This article is originally a publication of the Southern Loss Association’s Newsletter, June 2018. Legal opinions may vary when based on subtle factual differences. All rights reserved.
This article is a continuation of the “Good-Faith Claim Handling in Florida” article that appeared in the Southern Loss Association Newsletter in February 2018. That article discussed the history and background of Florida Statute § 624.155, which is commonly referred to as Florida’s bad-faith statute. The statute provides the exclusive remedy for people who believe they have been damaged by bad-faith claim handling practices in the first-party insurance context in Florida.
In this article, we will continue the discussion about good-faith claim handling by identifying common allegations of so-called bad-faith claim handling and discussing the best ways to avoid those common allegations during the claim-handling process.
The most common allegations of bad-faith claim handling often fall into one of three categories: claim delay, “low-balling”, or the use of bias experts. The allegation of claim delay can take many forms. Sometimes, the insured will argue that the insurer has dribbled out payments over a protracted period of time, thus making the claim process unnecessarily complicated or time consuming. Other times, the insured will argue that the insurer has engaged in claim delay by refusing to pay undisputed amounts of money. In still other instances, the insured will argue that the insurer has engaged in claim delay by failing to respond to communications or requests for updates by the insured on the status of the claim.
The best way to avoid allegations of claim delay is by taking a proactive approach to the claim process. Insurers should endeavor to undertake a comprehensive and complete claim investigation at the first opportunity. Insurers should make all claim payments as promptly as possible with a succinct explanation of the coverage determination and all payments. Insurers should keep clear lines of communication open with insureds, seek additional information from the insured as soon as the need for such is known, and concisely explain the need for additional information to the insured. These actions will show that the claim process is moving forward to a resolution.
The second common allegation of bad-faith claim handling is “low-balling.” The term low-balling usually refers to a situation where an insurer makes a payment to an insured only to have a later event (for example, an appraisal, arbitration, or trial) show that much more money was owed on the claim. There is no hard-and-fast rule as to what constitutes low-balling. It is case-by-case determination based on the facts of the claim. In the few cases that have addressed the issue, one court found that since the insurer paid 60% of the ultimate appraisal award prior to the appraisal, the insurer was not low-balling. Instead, the insurer was working to uphold its obligations under the insurance policy despite the fact the parties disagreed on the amount owed prior to the appraisal. In another case, though, the court found that a jury could conclude the insurer was low-balling based on the fact that the insurer only paid 20% of the ultimate appraisal award prior to the appraisal.

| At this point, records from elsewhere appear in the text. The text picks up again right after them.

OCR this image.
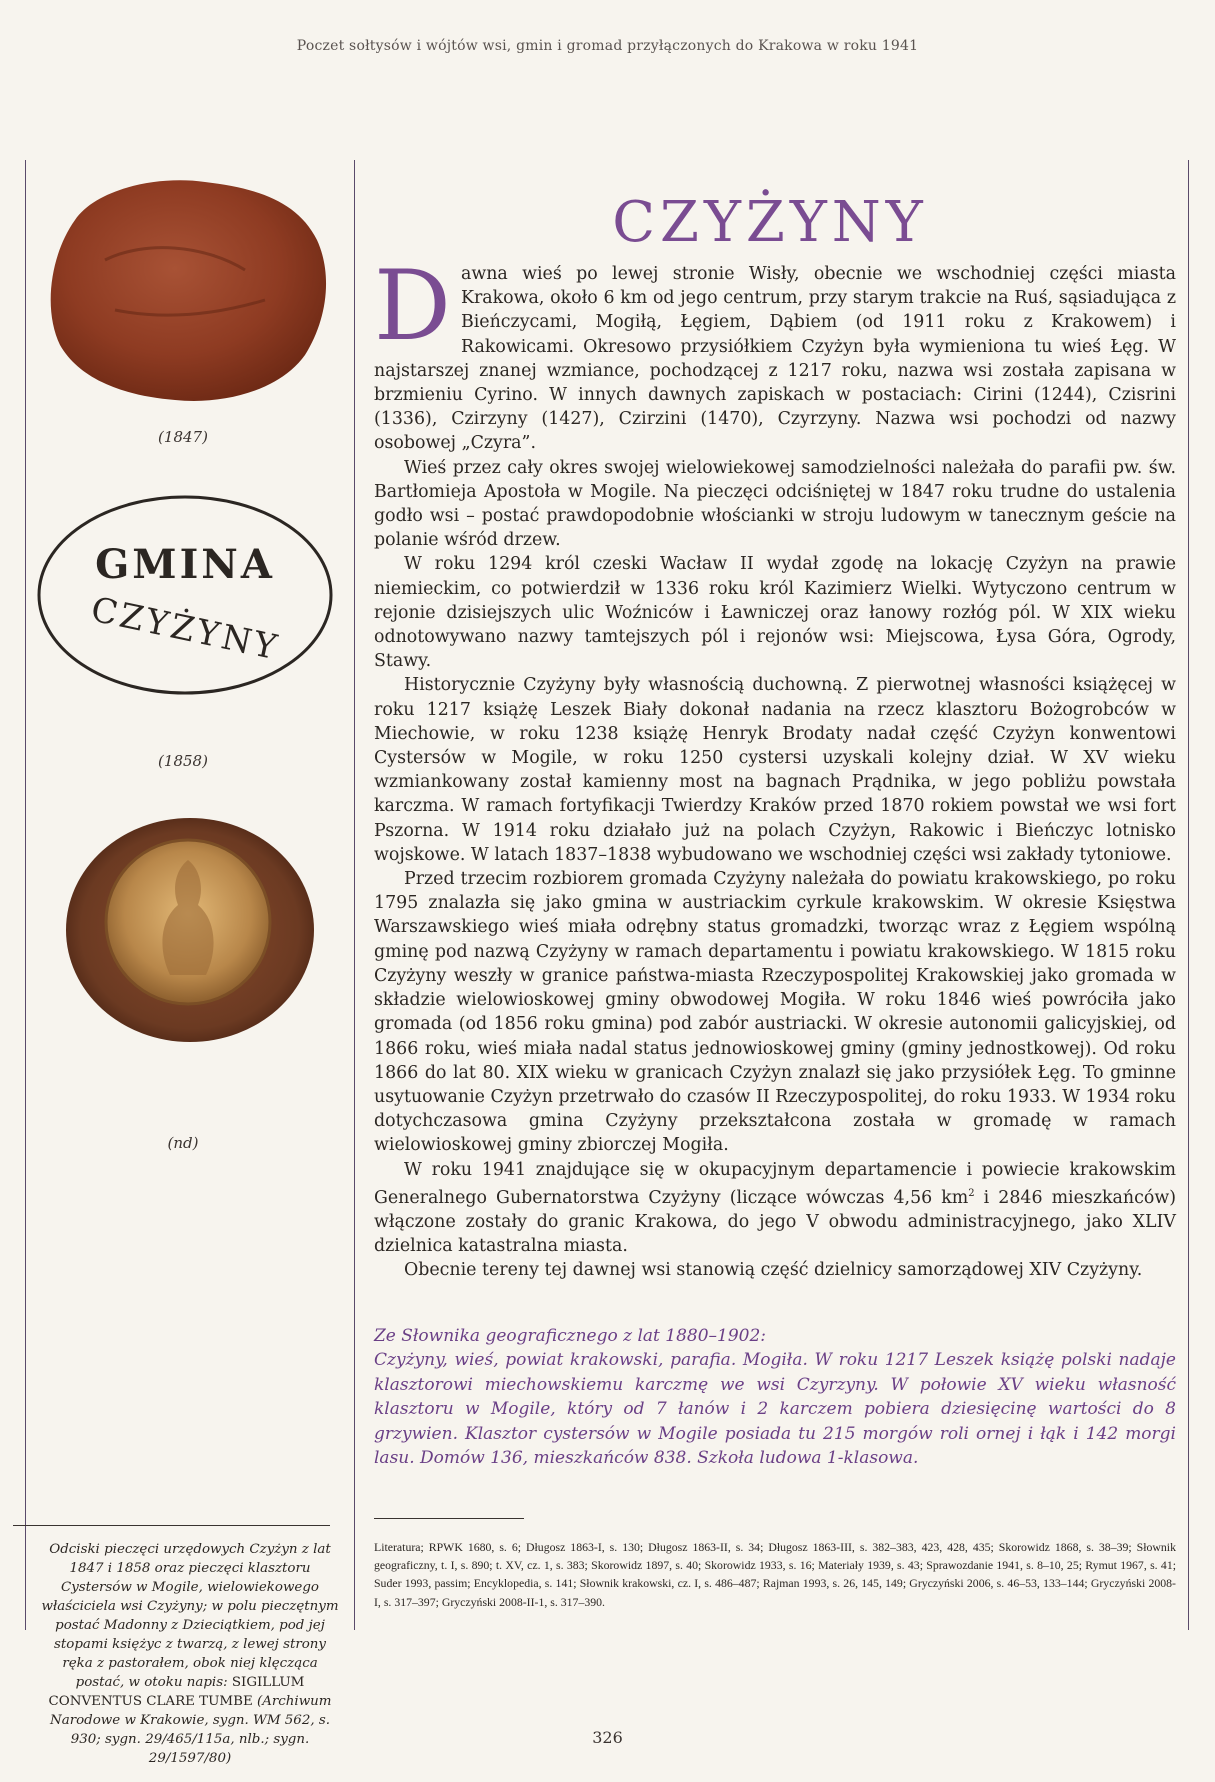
Poczet sołtysów i wójtów wsi, gmin i gromad przyłączonych do Krakowa w roku 1941
(1847)
GMINA
CZYŻYNY
(1858)
(nd)
Odciski pieczęci urzędowych Czyżyn z lat 1847 i 1858 oraz pieczęci klasztoru Cystersów w Mogile, wielowiekowego właściciela wsi Czyżyny; w polu pieczętnym postać Madonny z Dzieciątkiem, pod jej stopami księżyc z twarzą, z lewej strony ręka z pastorałem, obok niej klęcząca postać, w otoku napis: SIGILLUM CONVENTUS CLARE TUMBE (Archiwum Narodowe w Krakowie, sygn. WM 562, s. 930; sygn. 29/465/115a, nlb.; sygn. 29/1597/80)
CZYŻYNY

Dawna wieś po lewej stronie Wisły, obecnie we wschodniej części miasta Krakowa, około 6 km od jego centrum, przy starym trakcie na Ruś, sąsiadująca z Bieńczycami, Mogiłą, Łęgiem, Dąbiem (od 1911 roku z Krakowem) i Rakowicami. Okresowo przysiółkiem Czyżyn była wymieniona tu wieś Łęg. W najstarszej znanej wzmiance, pochodzącej z 1217 roku, nazwa wsi została zapisana w brzmieniu Cyrino. W innych dawnych zapiskach w postaciach: Cirini (1244), Czisrini (1336), Czirzyny (1427), Czirzini (1470), Czyrzyny. Nazwa wsi pochodzi od nazwy osobowej „Czyra”.

Wieś przez cały okres swojej wielowiekowej samodzielności należała do parafii pw. św. Bartłomieja Apostoła w Mogile. Na pieczęci odciśniętej w 1847 roku trudne do ustalenia godło wsi – postać prawdopodobnie włościanki w stroju ludowym w tanecznym geście na polanie wśród drzew.

W roku 1294 król czeski Wacław II wydał zgodę na lokację Czyżyn na prawie niemieckim, co potwierdził w 1336 roku król Kazimierz Wielki. Wytyczono centrum w rejonie dzisiejszych ulic Woźniców i Ławniczej oraz łanowy rozłóg pól. W XIX wieku odnotowywano nazwy tamtejszych pól i rejonów wsi: Miejscowa, Łysa Góra, Ogrody, Stawy.

Historycznie Czyżyny były własnością duchowną. Z pierwotnej własności książęcej w roku 1217 książę Leszek Biały dokonał nadania na rzecz klasztoru Bożogrobców w Miechowie, w roku 1238 książę Henryk Brodaty nadał część Czyżyn konwentowi Cystersów w Mogile, w roku 1250 cystersi uzyskali kolejny dział. W XV wieku wzmiankowany został kamienny most na bagnach Prądnika, w jego pobliżu powstała karczma. W ramach fortyfikacji Twierdzy Kraków przed 1870 rokiem powstał we wsi fort Pszorna. W 1914 roku działało już na polach Czyżyn, Rakowic i Bieńczyc lotnisko wojskowe. W latach 1837–1838 wybudowano we wschodniej części wsi zakłady tytoniowe.

Przed trzecim rozbiorem gromada Czyżyny należała do powiatu krakowskiego, po roku 1795 znalazła się jako gmina w austriackim cyrkule krakowskim. W okresie Księstwa Warszawskiego wieś miała odrębny status gromadzki, tworząc wraz z Łęgiem wspólną gminę pod nazwą Czyżyny w ramach departamentu i powiatu krakowskiego. W 1815 roku Czyżyny weszły w granice państwa-miasta Rzeczypospolitej Krakowskiej jako gromada w składzie wielowioskowej gminy obwodowej Mogiła. W roku 1846 wieś powróciła jako gromada (od 1856 roku gmina) pod zabór austriacki. W okresie autonomii galicyjskiej, od 1866 roku, wieś miała nadal status jednowioskowej gminy (gminy jednostkowej). Od roku 1866 do lat 80. XIX wieku w granicach Czyżyn znalazł się jako przysiółek Łęg. To gminne usytuowanie Czyżyn przetrwało do czasów II Rzeczypospolitej, do roku 1933. W 1934 roku dotychczasowa gmina Czyżyny przekształcona została w gromadę w ramach wielowioskowej gminy zbiorczej Mogiła.

W roku 1941 znajdujące się w okupacyjnym departamencie i powiecie krakowskim Generalnego Gubernatorstwa Czyżyny (liczące wówczas 4,56 $km^2$ i 2846 mieszkańców) włączone zostały do granic Krakowa, do jego V obwodu administracyjnego, jako XLIV dzielnica katastralna miasta.

Obecnie tereny tej dawnej wsi stanowią część dzielnicy samorządowej XIV Czyżyny.

Ze Słownika geograficznego z lat 1880–1902:

Czyżyny, wieś, powiat krakowski, parafia. Mogiła. W roku 1217 Leszek książę polski nadaje klasztorowi miechowskiemu karczmę we wsi Czyrzyny. W połowie XV wieku własność klasztoru w Mogile, który od 7 łanów i 2 karczem pobiera dziesięcinę wartości do 8 grzywien. Klasztor cystersów w Mogile posiada tu 215 morgów roli ornej i łąk i 142 morgi lasu. Domów 136, mieszkańców 838. Szkoła ludowa 1-klasowa.

Literatura; RPWK 1680, s. 6; Długosz 1863-I, s. 130; Długosz 1863-II, s. 34; Długosz 1863-III, s. 382–383, 423, 428, 435; Skorowidz 1868, s. 38–39; Słownik geograficzny, t. I, s. 890; t. XV, cz. 1, s. 383; Skorowidz 1897, s. 40; Skorowidz 1933, s. 16; Materiały 1939, s. 43; Sprawozdanie 1941, s. 8–10, 25; Rymut 1967, s. 41; Suder 1993, passim; Encyklopedia, s. 141; Słownik krakowski, cz. I, s. 486–487; Rajman 1993, s. 26, 145, 149; Gryczyński 2006, s. 46–53, 133–144; Gryczyński 2008-I, s. 317–397; Gryczyński 2008-II-1, s. 317–390.
326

The best way to avoid allegations of low-balling is by using all means available to ascertain the correct scope and value of the loss. That will put the insurer in the best possible position to make an accurate claim determination and a correct claim payment. That starts by making sure the insurer has received all possible information from the insured as to what they are claiming the damages are. From there, the insurer should endeavor to use the most up-to-date pricing information for the particular risk taking into account the particular economic factors of the locality. From there, the insurer should work to present its claim determination and payment to the insured in a clear and concise format that allows the insured to understand the information and also have a discussion about the payment if the insured disagrees either on the scope or pricing. If the insured does disagree, the insurer should invite and request the insured to present additional information showing a different scope or different pricing information. If there is a significant disagreement on the scope and price of the loss, the insurer may want to consider retaining a bona fide contractor in the local area to give a bid/estimate to add an additional layer of information to help resolve the claim.
The third common allegation of bad-faith claim handling is the use of bias experts. The classic example of the allegation of the use of bias experts is when an insured alleges that an insurer only uses one expert or firm of experts, pays that expert or firm a large sum of money, and uses that expert or firm for a long period of time. The implication is that the expert or firm wants to keep receiving work from the insurer and thus is incentivized to produce results or opinions that “help” the insurer. In first-party property claims, the independent adjusters, estimators, and engineers who routinely or exclusively do work for insurers have been the targets of bias-expert claims.
The best way to avoid allegations of using of bias experts is to have all experts produce results and opinions that are fact-based, well-documented, and – when possible – peer-reviewed or tested. In that way, the expert can demonstrate how they arrived at their results and opinions and show that the results and opinions are based on the facts of the claim and nothing else. Insurers can also guard against claims of using biased experts by relying on a stable of different experts within the same area of expertise so that no one expert or firm receives a disproportionally large amount of assignments. Insurers can also guard against claims of using bias experts by choosing experts or firms who do both insurance work and non-insurance work.